A State investigation is underway and one of LeDoux’s lead campaign operatives from California died of a stroke as soon as the veil came off of the voter fraud that was associated with LeDoux’s primary win. That death has complicated the investigation.
[Read: Criminal investigation now underway]
Write-In Jake Sloan raised nearly $19,000, which is 22 percent more than LeDoux raised since the primary. But has a hill to climb in that he is running a write-in campaign against a well-known incumbent and because LeDoux has spent $103,000 overall to get re-elected.
However, LeDoux spent most of it in the primary, which she lost on Election Day and which she won with the help of questionable absentee ballots. Her funds are somewhat depleted, which is why she needed to loan her campaign running money.
Sloan has to build name recognition, buy signs, and educate voters to write in his name and fill in the bubble. And he has less than a month to educate those voters.

But Sloan is encouraged by the fact that during the primary election, Rep. LeDoux lost with regular voters to Aaron Weaver, who never ran an actual campaign. LeDoux only won because of the enormous absentee ballot effort she ran with the help of the now-deceased Charlie Chang.
[Read Charlie Chang is dead, LeDoux says. But he voted.]
Many of those LeDoux votes turned out to be fraudulent, and others who voted for LeDoux may now regret their vote after learning about the possibly criminal capers involved to stack the ballot box for LeDoux. One of those fraudulent votes was from Mr. Chang, who was a resident of Fresno, Calif.
LeDoux has also lost her key campaign supporters and is now relying on the help of a former Alaska House legislative aide who has moved to Georgia but who her campaign flew back to Anchorage to manage LeDoux’s campaign. One hopes he has good life insurance — Thomas Brown. He used to work on her staff when she served as chair of the House Judiciary Committee. He’s now on her campaign payroll.
Sloan, on the other hand, is relying on his wife Leigh, and an ever-expanding list of volunteers who are going door-to-door with him.
Several legislators have walked the neighborhoods with Sloan, including Rep. Tammie Wilson of North Pole, who drove down for the occasion.

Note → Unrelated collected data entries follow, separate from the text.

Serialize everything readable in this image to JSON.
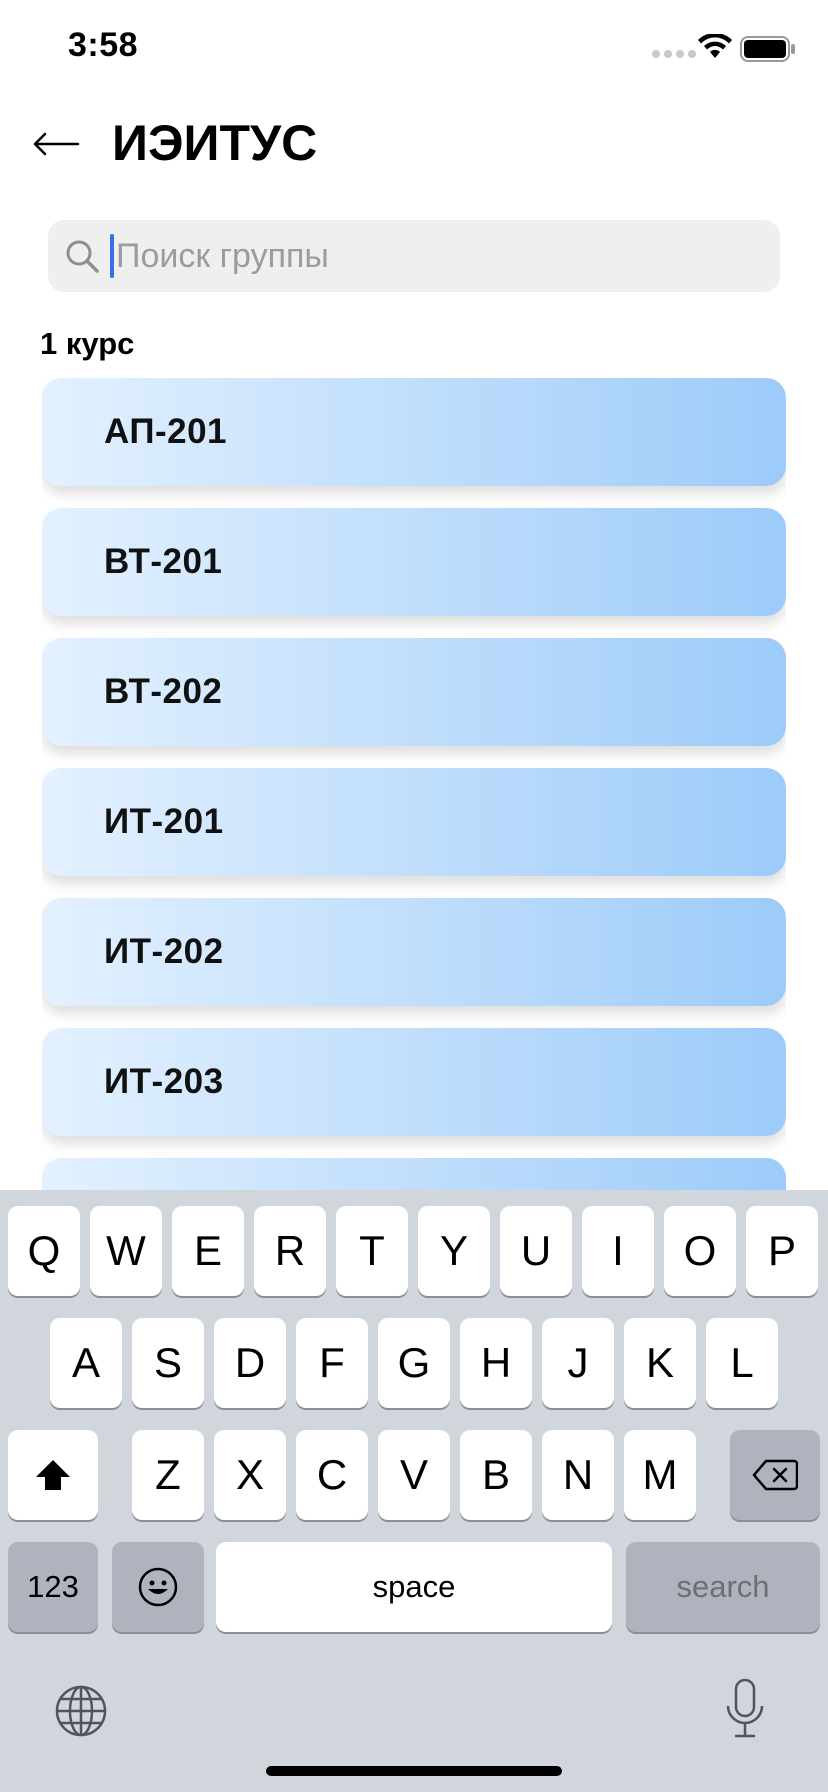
{
  "status_bar": {
    "time": "3:58"
  },
  "header": {
    "title": "ИЭИТУС"
  },
  "search": {
    "placeholder": "Поиск группы",
    "value": ""
  },
  "section": {
    "title": "1 курс"
  },
  "groups": [
    "АП-201",
    "ВТ-201",
    "ВТ-202",
    "ИТ-201",
    "ИТ-202",
    "ИТ-203"
  ],
  "keyboard": {
    "row1": [
      "Q",
      "W",
      "E",
      "R",
      "T",
      "Y",
      "U",
      "I",
      "O",
      "P"
    ],
    "row2": [
      "A",
      "S",
      "D",
      "F",
      "G",
      "H",
      "J",
      "K",
      "L"
    ],
    "row3": [
      "Z",
      "X",
      "C",
      "V",
      "B",
      "N",
      "M"
    ],
    "numbers_label": "123",
    "space_label": "space",
    "search_label": "search"
  },
  "colors": {
    "accent": "#3d6ee8",
    "card_start": "#e3f1ff",
    "card_end": "#9ccbfa",
    "keyboard_bg": "#d1d5dc"
  }
}
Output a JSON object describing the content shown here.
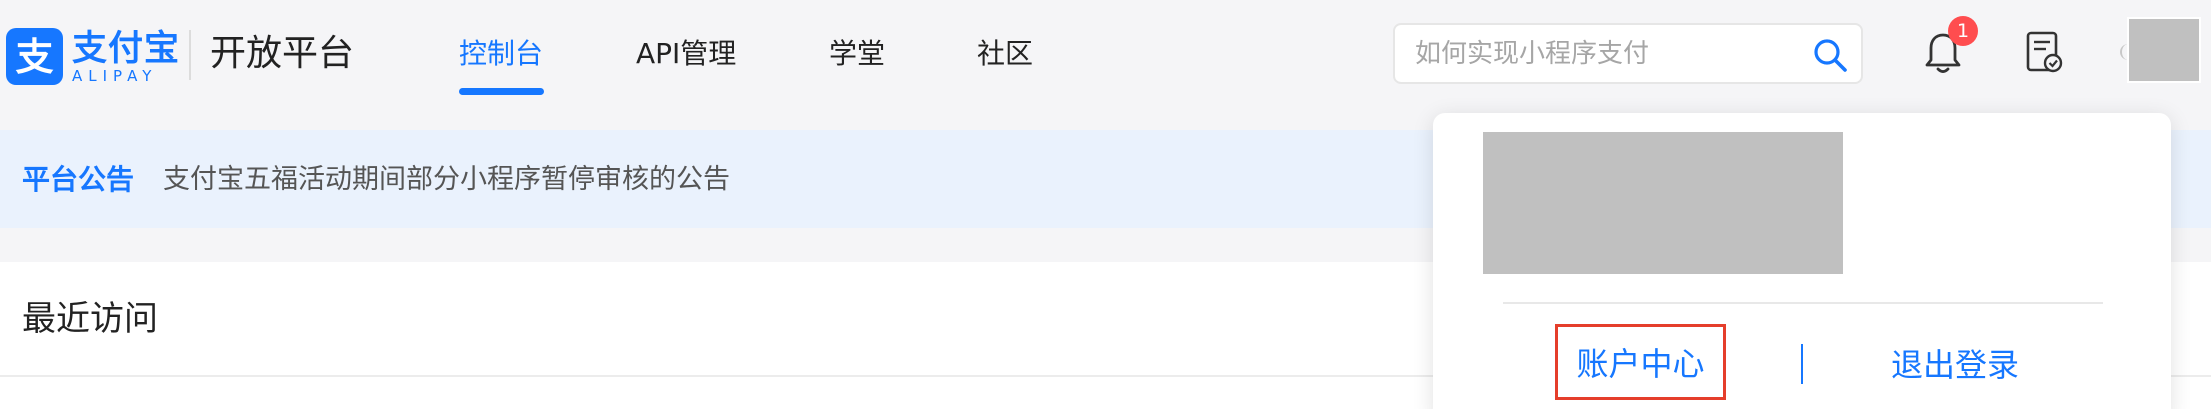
{
  "header": {
    "logo": {
      "cn": "支付宝",
      "en": "ALIPAY",
      "mark": "支"
    },
    "platform_name": "开放平台",
    "nav": [
      {
        "label": "控制台",
        "active": true
      },
      {
        "label": "API管理",
        "active": false
      },
      {
        "label": "学堂",
        "active": false
      },
      {
        "label": "社区",
        "active": false
      }
    ],
    "search": {
      "placeholder": "如何实现小程序支付",
      "value": ""
    },
    "notifications": {
      "count": "1",
      "icon": "bell-icon"
    },
    "todo_icon": "document-check-icon",
    "avatar": "avatar"
  },
  "notice": {
    "title": "平台公告",
    "text": "支付宝五福活动期间部分小程序暂停审核的公告"
  },
  "recent": {
    "title": "最近访问"
  },
  "dropdown": {
    "account_center": "账户中心",
    "logout": "退出登录"
  },
  "colors": {
    "accent": "#1677ff",
    "badge": "#ff4d4f",
    "notice_bg": "#eaf2fd",
    "highlight_border": "#e53e2b"
  }
}
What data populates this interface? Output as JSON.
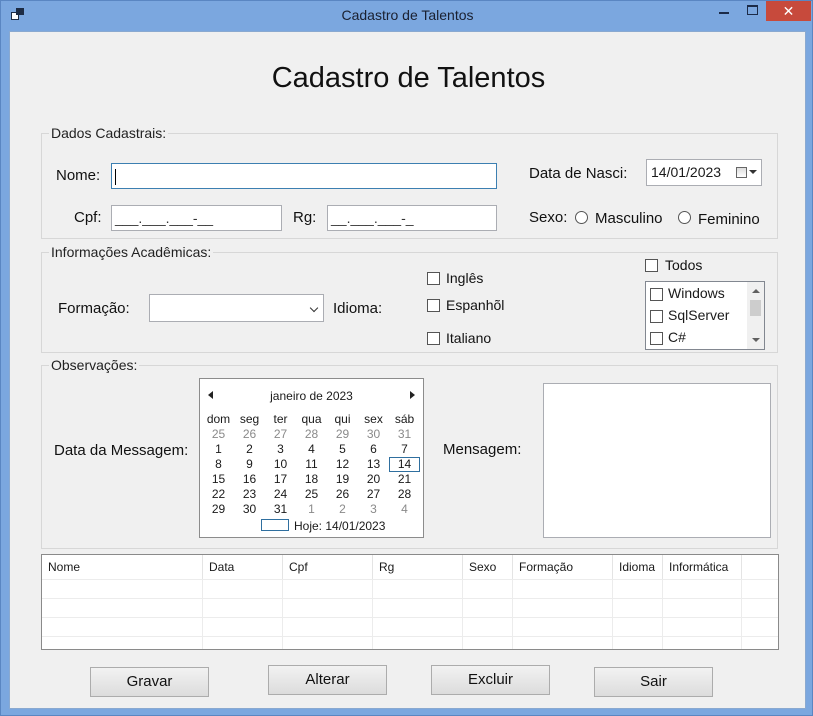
{
  "window": {
    "title": "Cadastro de Talentos",
    "close_glyph": "✕"
  },
  "form": {
    "heading": "Cadastro de Talentos"
  },
  "dados": {
    "legend": "Dados Cadastrais:",
    "nome_label": "Nome:",
    "nome_value": "",
    "cpf_label": "Cpf:",
    "cpf_value": "___.___.___-__",
    "rg_label": "Rg:",
    "rg_value": "__.___.___-_",
    "nasc_label": "Data  de Nasci:",
    "nasc_value": "14/01/2023",
    "sexo_label": "Sexo:",
    "sexo_options": [
      "Masculino",
      "Feminino"
    ]
  },
  "academicas": {
    "legend": "Informações Acadêmicas:",
    "formacao_label": "Formação:",
    "formacao_value": "",
    "idioma_label": "Idioma:",
    "idiomas": [
      "Inglês",
      "Espanhõl",
      "Italiano"
    ],
    "todos_label": "Todos",
    "informatica": [
      "Windows",
      "SqlServer",
      "C#"
    ]
  },
  "observacoes": {
    "legend": "Observações:",
    "data_msg_label": "Data da Messagem:",
    "mensagem_label": "Mensagem:",
    "mensagem_value": ""
  },
  "calendar": {
    "month_label": "janeiro de 2023",
    "weekdays": [
      "dom",
      "seg",
      "ter",
      "qua",
      "qui",
      "sex",
      "sáb"
    ],
    "weeks": [
      [
        "25",
        "26",
        "27",
        "28",
        "29",
        "30",
        "31"
      ],
      [
        "1",
        "2",
        "3",
        "4",
        "5",
        "6",
        "7"
      ],
      [
        "8",
        "9",
        "10",
        "11",
        "12",
        "13",
        "14"
      ],
      [
        "15",
        "16",
        "17",
        "18",
        "19",
        "20",
        "21"
      ],
      [
        "22",
        "23",
        "24",
        "25",
        "26",
        "27",
        "28"
      ],
      [
        "29",
        "30",
        "31",
        "1",
        "2",
        "3",
        "4"
      ]
    ],
    "selected_day": "14",
    "today_label": "Hoje: 14/01/2023"
  },
  "grid": {
    "columns": [
      "Nome",
      "Data",
      "Cpf",
      "Rg",
      "Sexo",
      "Formação",
      "Idioma",
      "Informática"
    ]
  },
  "buttons": {
    "gravar": "Gravar",
    "alterar": "Alterar",
    "excluir": "Excluir",
    "sair": "Sair"
  },
  "colors": {
    "titlebar": "#7ba7df",
    "close": "#c74a3c",
    "form_bg": "#f0f0f0"
  }
}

Purple Heart recipient Passert Lee of the Hmong community, has also helped Sloan get introduced to the Hmong community, many of whom were victimized by the LeDoux campaign in the Primary.
On NextDoor.com, which is a neighborhood social media network that is widely used across Anchorage, a flurry of complaints has arisen over somebody putting LeDoux signs in people’s yards — signs that are clearly unwelcome, according to the multiple reports that have been posted.